Monday, November 14, 2011

A home away from home


Perhaps since my parents migrated away from ’their’ home as a young couple to make their lives, they are always nostalgic. They are nostalgic about their childhood, their culture, their festivals (ulsavams), even their language-malayalam.This nostalgia has survived 35 years though they have accepted Mumbai as a second home. The padams(fields) and the ancestral home have been left behind only physically.

The acquisition of an ‘own’ space in Mumbai was a long journey for them. Beginning with humble earnings, it took them some years before they bought their first house after living in staff quarters of my father’s company. Aesthetically this place never satisfied them owing to comparisons with their home in Kerala. There was no open space. We had to share space and rooms with each other. It was not even comfortable as the previous quarters which were considerably huge and in the middle of a forested area-it was much closer to their idea of a home. But now they owned this place. Mom began her process of conversion of space. She added a balcony garden, a little fish tank, and some openable grills with flower creepers to our two BHK flat. Dad’s collection of wooden masks, Karnatic music cassettes and mom’s Krishna and Ganesh idols soon occupied the walls and shelves of our new house in neat organised displays. It became customary for them henceforth to carry a part of Kerela- a lamp, a brass vessel, a mask- back after our annual vacation there. That was our idea of vacation- visiting home.
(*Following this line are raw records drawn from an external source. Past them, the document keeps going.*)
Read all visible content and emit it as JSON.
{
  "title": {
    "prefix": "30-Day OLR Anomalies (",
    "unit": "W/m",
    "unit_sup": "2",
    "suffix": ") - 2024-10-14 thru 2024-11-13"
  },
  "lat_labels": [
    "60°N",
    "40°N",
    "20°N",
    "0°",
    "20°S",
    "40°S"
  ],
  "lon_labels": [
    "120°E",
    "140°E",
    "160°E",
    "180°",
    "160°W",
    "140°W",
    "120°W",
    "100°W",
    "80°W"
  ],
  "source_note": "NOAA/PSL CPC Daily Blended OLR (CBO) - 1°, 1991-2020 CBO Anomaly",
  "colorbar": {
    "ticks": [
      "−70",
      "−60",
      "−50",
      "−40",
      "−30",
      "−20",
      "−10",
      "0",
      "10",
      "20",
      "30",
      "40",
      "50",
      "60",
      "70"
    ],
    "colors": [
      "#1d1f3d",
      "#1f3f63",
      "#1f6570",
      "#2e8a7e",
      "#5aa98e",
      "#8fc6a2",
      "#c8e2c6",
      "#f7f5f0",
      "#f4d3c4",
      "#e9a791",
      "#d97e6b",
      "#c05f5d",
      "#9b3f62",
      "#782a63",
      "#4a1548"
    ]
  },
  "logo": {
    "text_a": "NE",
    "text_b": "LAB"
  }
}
We as children were to speak in Malayalam compulsorily. A habit which still continues. The language forms one of the biggest connections with their home. And this was their only bridge to their belonging, which they insisted we inherited. And perhaps of all the rules set for our childhood, this was the only one we never resisted. This extended to the dictatorship of Malayalam television and movies in our home.
The only explosion that existed in this Mumbai Keralite home was the room shared by me and my sister. School books, novels, pop-magazines, paintings, posters, some interesting discards occupyied aclusterish and revolutionary existence only in our room. The room was a confusion, a mixture and exploration. Both me and my sister, had inherited the tradition of carrying back a piece of the place on a travel, thus our travels started contributing to the décor of the house-not without resistance or debate most of the time. And sometimes blantant disapproval at the nature of the souvenir.

An important character in our home is the telephone. The telephone forms the only tangible form of communication for my parents with their kith and kin. Investing in telephones has always been my dad’s obsession. Each room has a telephone connection, inspite of being a small and accessible home.
Often I have wondered while growing up, if this nostalgia was triggered by the anxiety of alienation they faced in a city with a very different culture. However their eclectic set of friends negate this idea.Also their tolerance of our multi-cultural value system. This city was definitely a new home-where they got opportunities to fulfil their dreams. Along with adapting a 800sq ft apartment into a home filled with archives of their memories of their home, the new city was accepted and loved for its own reasons. However the eternal nostalgia of what they left, lies etched in their lives and on the surfaces our home.